Bug 65562 - SXSSF doesn't update dimension field
Summary: SXSSF doesn't update dimension field
Status: RESOLVED FIXED
Alias: None
Product: POI
Classification: Unclassified
Component: SXSSF (show other bugs)
Version: 5.0.0-FINAL
Hardware: All All
: P2 minor (vote)
Target Milestone: ---
Assignee: POI Developers List
URL:
Keywords:
Depends on: 64536
Blocks:
  Show dependency tree
 
Reported: 2021-09-08 15:43 UTC by handymenny
Modified: 2022-08-15 10:37 UTC (History)
0 users



Attachments

Note You need to log in before you can comment on or make changes to this bug.
Description handymenny 2021-09-08 15:43:30 UTC
I don't think it's a "real" bug, I haven't found the code that should update the dimension field, but rather an expected behaviour that I think could be handled better.
Of course it's an optional field, so it's not fundamental, but if it's populated with an invalid value it can break an application that relies on that field (as happened to me).

Let me suggest some ways to handle this "bug":
1. Add a warning to the documentation, advising to unset the dimension field from default CTWorksheet
2. Don't add the dimension field by default (the code is in org.apache.poi.xssf.usermodel.XSSFSheet)
3. Properly update the dimension field for SXSSFSheet too
Comment 1 PJ Fanning 2021-09-08 16:27:40 UTC
Could you provide some sample code to demo how to reproduce the issue?

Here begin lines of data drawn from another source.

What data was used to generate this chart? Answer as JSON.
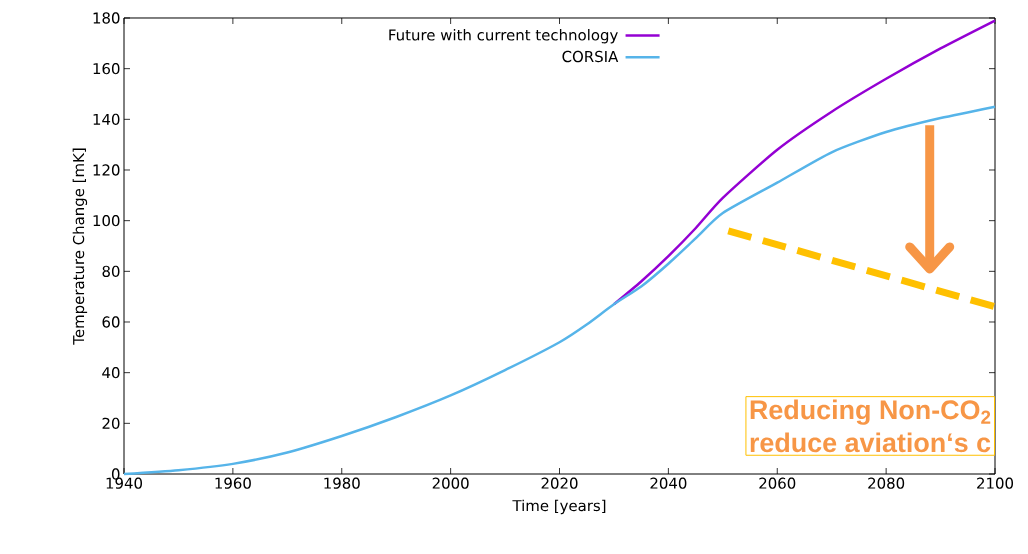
{
  "chart_data": {
    "type": "line",
    "xlabel": "Time [years]",
    "ylabel": "Temperature Change [mK]",
    "xlim": [
      1940,
      2100
    ],
    "ylim": [
      0,
      180
    ],
    "xticks": [
      1940,
      1960,
      1980,
      2000,
      2020,
      2040,
      2060,
      2080,
      2100
    ],
    "yticks": [
      0,
      20,
      40,
      60,
      80,
      100,
      120,
      140,
      160,
      180
    ],
    "legend": "top",
    "series": [
      {
        "name": "Future with current technology",
        "color": "#9400d3",
        "x": [
          2030,
          2035,
          2040,
          2045,
          2050,
          2060,
          2070,
          2080,
          2090,
          2100
        ],
        "values": [
          67,
          76,
          86,
          97,
          109,
          128,
          143,
          156,
          168,
          179
        ]
      },
      {
        "name": "CORSIA",
        "color": "#56b4e9",
        "x": [
          1940,
          1950,
          1960,
          1970,
          1980,
          1990,
          2000,
          2010,
          2020,
          2025,
          2030,
          2035,
          2040,
          2045,
          2050,
          2060,
          2070,
          2080,
          2090,
          2100
        ],
        "values": [
          0,
          1.5,
          4,
          8.5,
          15,
          22.5,
          31,
          41,
          52,
          59,
          67,
          74,
          83,
          93,
          103,
          115,
          127,
          135,
          140.5,
          145
        ]
      },
      {
        "type": "line",
        "color": "#ffc000",
        "line_style": "dashed",
        "x": [
          2051,
          2100
        ],
        "values": [
          96,
          66
        ]
      }
    ],
    "annotations": [
      "Reducing Non-CO$_{2}$",
      "reduce aviation‘s c"
    ]
  }
}
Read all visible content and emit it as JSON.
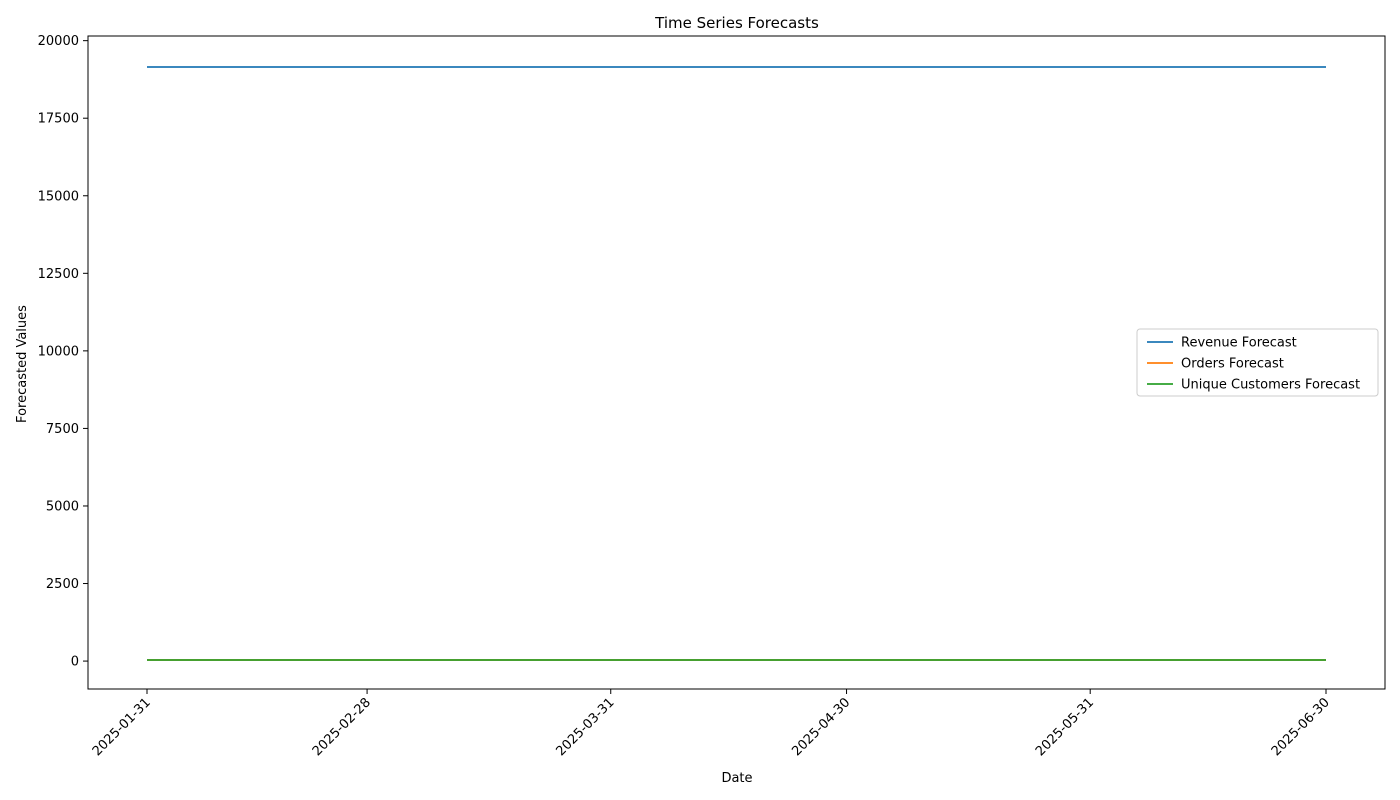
{
  "chart_data": {
    "type": "line",
    "title": "Time Series Forecasts",
    "xlabel": "Date",
    "ylabel": "Forecasted Values",
    "x": [
      "2025-01-31",
      "2025-02-28",
      "2025-03-31",
      "2025-04-30",
      "2025-05-31",
      "2025-06-30"
    ],
    "x_ticks": [
      "2025-01-31",
      "2025-02-28",
      "2025-03-31",
      "2025-04-30",
      "2025-05-31",
      "2025-06-30"
    ],
    "y_ticks": [
      0,
      2500,
      5000,
      7500,
      10000,
      12500,
      15000,
      17500,
      20000
    ],
    "ylim": [
      -900,
      20150
    ],
    "grid": false,
    "legend_position": "center-right",
    "series": [
      {
        "name": "Revenue Forecast",
        "color": "#1f77b4",
        "values": [
          19150,
          19150,
          19150,
          19150,
          19150,
          19150
        ]
      },
      {
        "name": "Orders Forecast",
        "color": "#ff7f0e",
        "values": [
          35,
          35,
          35,
          35,
          35,
          35
        ]
      },
      {
        "name": "Unique Customers Forecast",
        "color": "#2ca02c",
        "values": [
          35,
          35,
          35,
          35,
          35,
          35
        ]
      }
    ]
  }
}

This example creates a sheet with <dimension ref="A1"/> - possibly not ideal but doesn't seem to cause any harm.

https://github.com/pjfanning/poi-shared-strings-sample/blob/master/src/main/java/com/github/pjfanning/poi/sample/StreamingWrite.java

We probably don't want to try to produce a dimension with a cell range because that could affect the streaming - since this appears at the start of the sheet XML and we don't really know the last cell at that stage.

If we were to make a change, omitting the dimension element might be best - if that is something that Excel handles ok.
Comment 2 handymenny 2021-09-12 12:30:44 UTC
By "invalid" value, I am referring precisely to "<dimension ref="A1"/> "
I used the wrong word, it's not invalid but rather not "accurate".

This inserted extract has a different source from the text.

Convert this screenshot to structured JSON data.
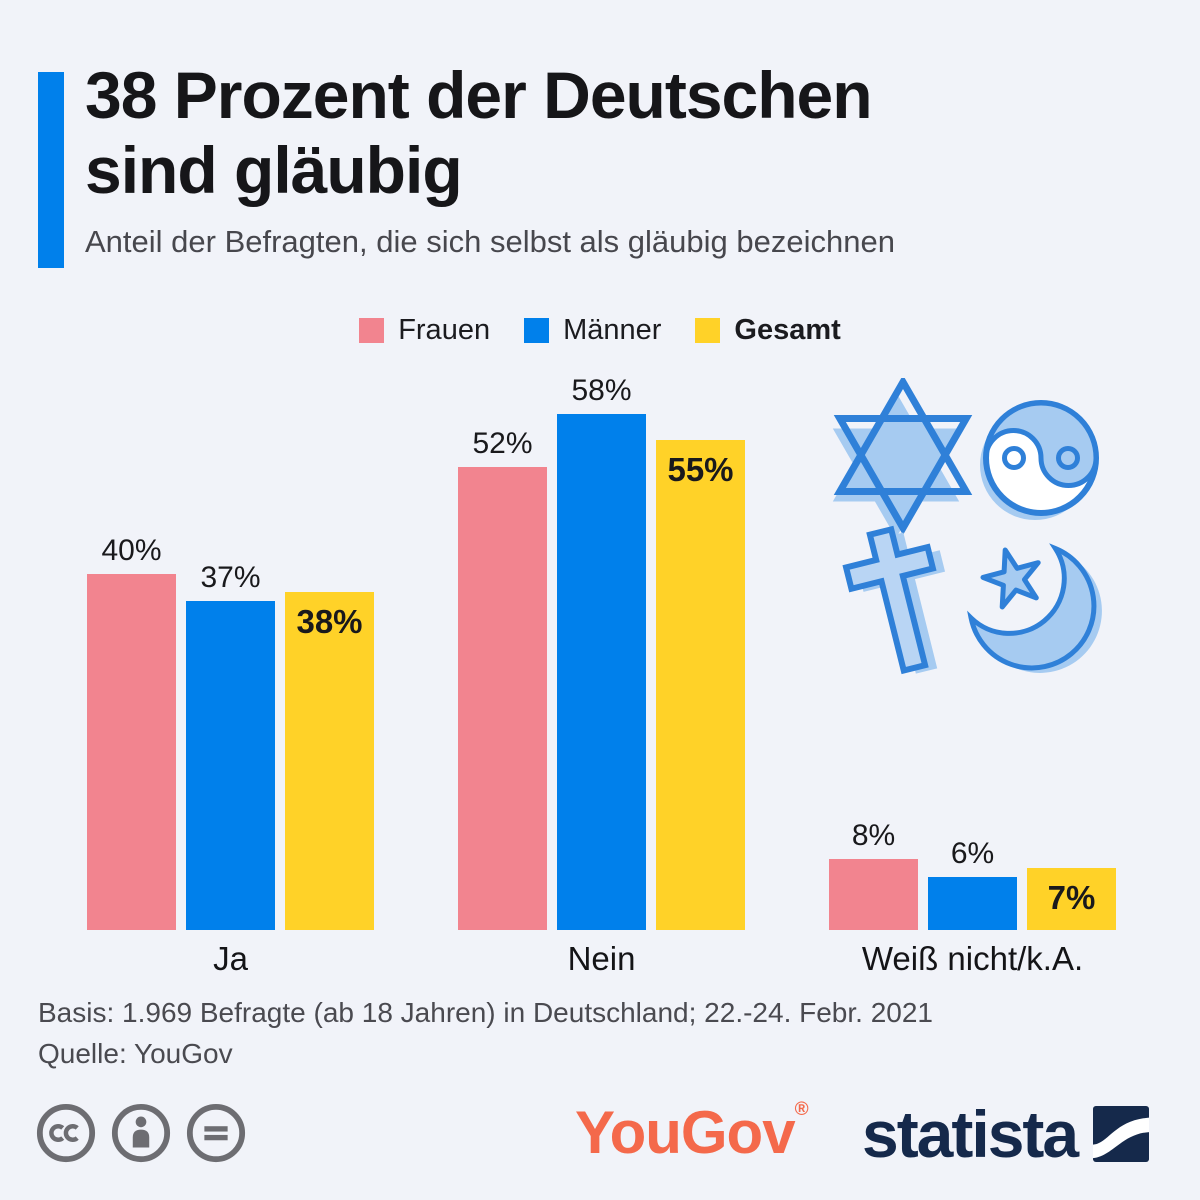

What happens is that an application I use (not publicly available unfortunately) only imports cell A1 from the worksheet.
I don't think it's a bug of that application, because that value actually really means that there is only one cell in the worksheet and I expect that there are other applications that rely on that field (maybe to speed up parsing)

I've been using xlsx files without the dimension field for a few days now, I haven't noticed any issues with the latest versions of Excel and LibreOffice Calc.
Comment 3 PJ Fanning 2022-03-21 10:48:06 UTC
What if we add a `setDimension(CellRangeAddress)` on SXSSFSheet? I've recently added a getDimension on XSSFSheet (and we could add that on SXSSFWorkbook too).

This would at least allow users who know the values to set them on SXSSFSheet and we could write the value when we output. https://bz.apache.org/bugzilla/show_bug.cgi?id=64536#c2 describes why this is not an easy problem to solve for SXSSF.
Comment 4 PJ Fanning 2022-07-26 21:46:09 UTC
I added r1903037 - this best effort - since the data is not all kept in memory, the cell positions are used when they are added but if you delete some of them before writing the sheet, this could lead to the values not being correct.

I added a method on SXSSFWorkbook to turn this calculation off. Up until now, the dimension data for each sheet was added as just "A1" and this behaviour is retained if you call setShouldCalculateSheetDimensions(false) on SXSSFWorkbook.